Now the party is at war with itself once again over immigration. Jenrick – who backed Sunak in both leadership campaigns – quit in protest over Sunak’s re-vamped Rwanda plan, insisting the emergency legislation published yesterday doesn’t go far enough and its contents were a “triumph of hope over experience”. 

Jenrick added that he refused to be yet another politician who makes empty promises to voters on immigration. (Read his resignation letter and Sunak’s response here).

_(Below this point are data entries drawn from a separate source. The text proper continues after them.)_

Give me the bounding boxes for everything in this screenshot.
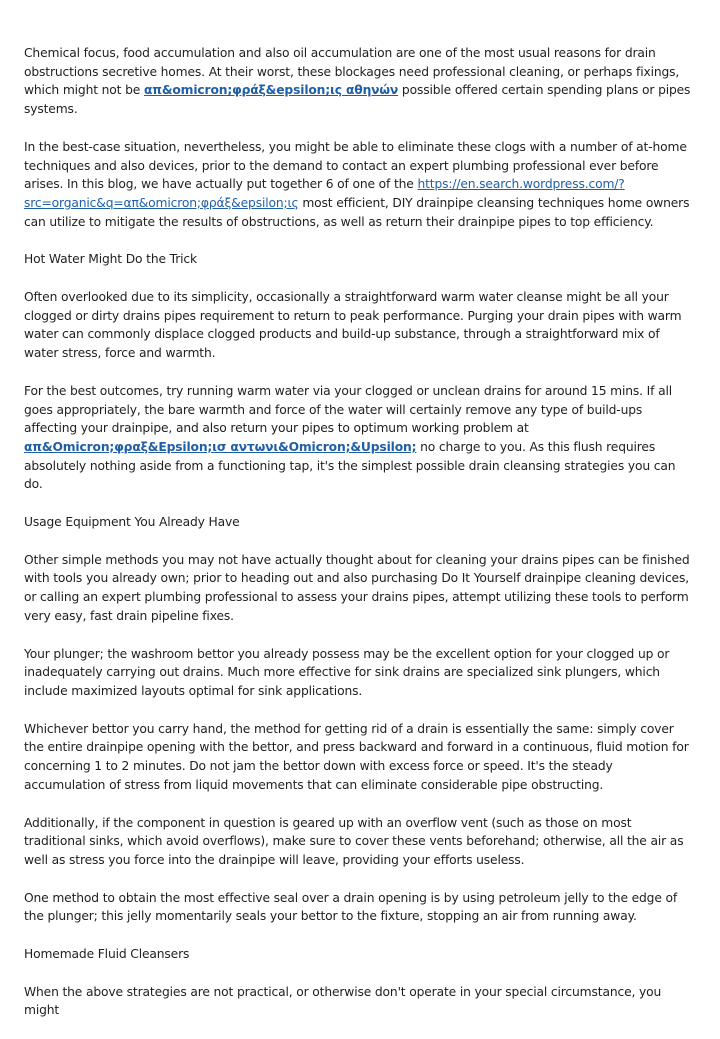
- paragraph-text: no charge to you. As this flush requires absolutely nothing aside from a functioning tap, it's the simplest possible drain cleansing strategies you can do.: [24, 439, 676, 492]
- paragraph-cleansers: When the above strategies are not practical, or otherwise don't operate in your special circumstance, you might: [24, 984, 662, 1018]
- paragraph-best-case: [24, 138, 696, 232]
- drain-unclogging-athens-link[interactable]: απ&omicron;φράξ&epsilon;ις αθηνών: [143, 83, 399, 98]
- paragraph-overflow-vent: Additionally, if the component in question is geared up with an overflow vent (such as those on most traditional sinks, which avoid overflows), make sure to cover these vents beforehand; otherwise, all the air as well as stress you force into the drainpipe will leave, providing your efforts useless.: [24, 815, 684, 867]
- paragraph-plunger: Your plunger; the washroom bettor you already possess may be the excellent option for your clogged up or inadequately carrying out drains. Much more effective for sink drains are specialized sink plungers, which include maximized layouts optimal for sink applications.: [24, 646, 670, 698]
- document-body: [24, 44, 696, 1039]
- paragraph-petroleum-jelly: One method to obtain the most effective seal over a drain opening is by using petroleum jelly to the edge of the plunger; this jelly momentarily seals your bettor to the fixture, stopping an air from running away.: [24, 890, 678, 924]
- section-heading-cleansers: Homemade Fluid Cleansers: [24, 947, 190, 962]
- paragraph-bettor-method: Whichever bettor you carry hand, the method for getting rid of a drain is essentially the same: simply cover the entire drainpipe opening with the bettor, and press backward and forward in a continuous, fluid motion for concerning 1 to 2 minutes. Do not jam the bettor down with excess force or speed. It's the steady accumulation of stress from liquid movements that can eliminate considerable pipe obstructing.: [24, 721, 689, 792]
- paragraph-best-outcomes: [24, 382, 696, 494]
- paragraph-text: possible offered certain spending plans or pipes systems.: [24, 83, 691, 117]
- paragraph-text: In the best-case situation, nevertheless, you might be able to eliminate these clogs with a number of at-home techniques and also devices, prior to the demand to contact an expert plumbing professional ever before arises. In this blog, we have actually put together 6 of one of the: [24, 139, 687, 192]
- section-heading-hot-water: Hot Water Might Do the Trick: [24, 252, 197, 267]
- paragraph-text: Chemical focus, food accumulation and also oil accumulation are one of the most usual reasons for drain obstructions secretive homes. At their worst, these blockages need professional cleaning, or perhaps fixings, which might not be: [24, 46, 680, 98]
- paragraph-intro: [24, 44, 696, 119]
- paragraph-text: For the best outcomes, try running warm water via your clogged or unclean drains for around 15 mins. If all goes appropriately, the bare warmth and force of the water will certainly remove any type of build-ups affecting your drainpipe, and also return your pipes to optimum working problem at: [24, 383, 672, 436]
- wordpress-search-link[interactable]: https://en.search.wordpress.com/?src=organic&q=απ&omicron;φράξ&epsilon;ις: [24, 177, 625, 210]
- drain-unclogging-antoniou-link[interactable]: απ&Omicron;φραξ&Epsilon;ισ αντωνι&Omicron;&Upsilon;: [24, 439, 417, 454]
- paragraph-simple-methods: Other simple methods you may not have actually thought about for cleaning your drains pipes can be finished with tools you already own; prior to heading out and also purchasing Do It Yourself drainpipe cleaning devices, or calling an expert plumbing professional to assess your drains pipes, attempt utilizing these tools to perform very easy, fast drain pipeline fixes.: [24, 552, 690, 623]
- section-heading-equipment: Usage Equipment You Already Have: [24, 515, 240, 530]
- paragraph-text: most efficient, DIY drainpipe cleansing techniques home owners can utilize to mitigate the results of obstructions, as well as return their drainpipe pipes to top efficiency.: [24, 195, 690, 229]
- paragraph-hot-water: Often overlooked due to its simplicity, occasionally a straightforward warm water cleanse might be all your clogged or dirty drains pipes requirement to return to peak performance. Purging your drain pipes with warm water can commonly displace clogged products and build-up substance, through a straightforward mix of water stress, force and warmth.: [24, 290, 682, 361]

This morning, Sunak’s vengeful former home secretary, Suella Braverman, wasted no time in stoking division further and dealing another blow to Sunak’s authority. 

“Ultimately this bill will fail”, Braverman told the BBC, as she urged the PM to toughen his new Rwanda law. She warned that the PM is running out of time to fulfil his promise to stop the small boats, adding that if the government doesn’t pass a bill to stop the courts frustrating its Rwanda policy, it will face “electoral oblivion.”

Sunak’s re-worked Rwanda bill set out to be strong enough to provide a deterrent effect while avoiding the more radical option favoured by many on the Tory right of setting aside European human rights laws altogether. The government claims that even the Rwandan government itself stopped it going any further by insisting that Britain complied with international law. 

According to Downing Street, the legislation “must operate within reality” and completely disregarding international law would collapse the Rwanda policy entirely. 

But such reasoning has failed to quell dissent. This morning, Braverman declared there is “intellectual incoherence” in Sunak’s insistence that the Rwandan government wouldn’t accept anything which broke international law because the current bill already disapplied some elements of it. 

A second reading vote on the emergency Rwanda bill is taking place in the Commons next week. If the Tory right joined with Labour to vote it down, Sunak’s authority will be in tatters. Conservative MPs could trigger a confidence vote in his leadership or the PM may be forced to call a a general election sooner than planned.

Just before Jenrick’s resignation last night, Sunak urged his party to “unite or die”, and fight Labour, not each other. The plea appears to have fallen on deaf ears.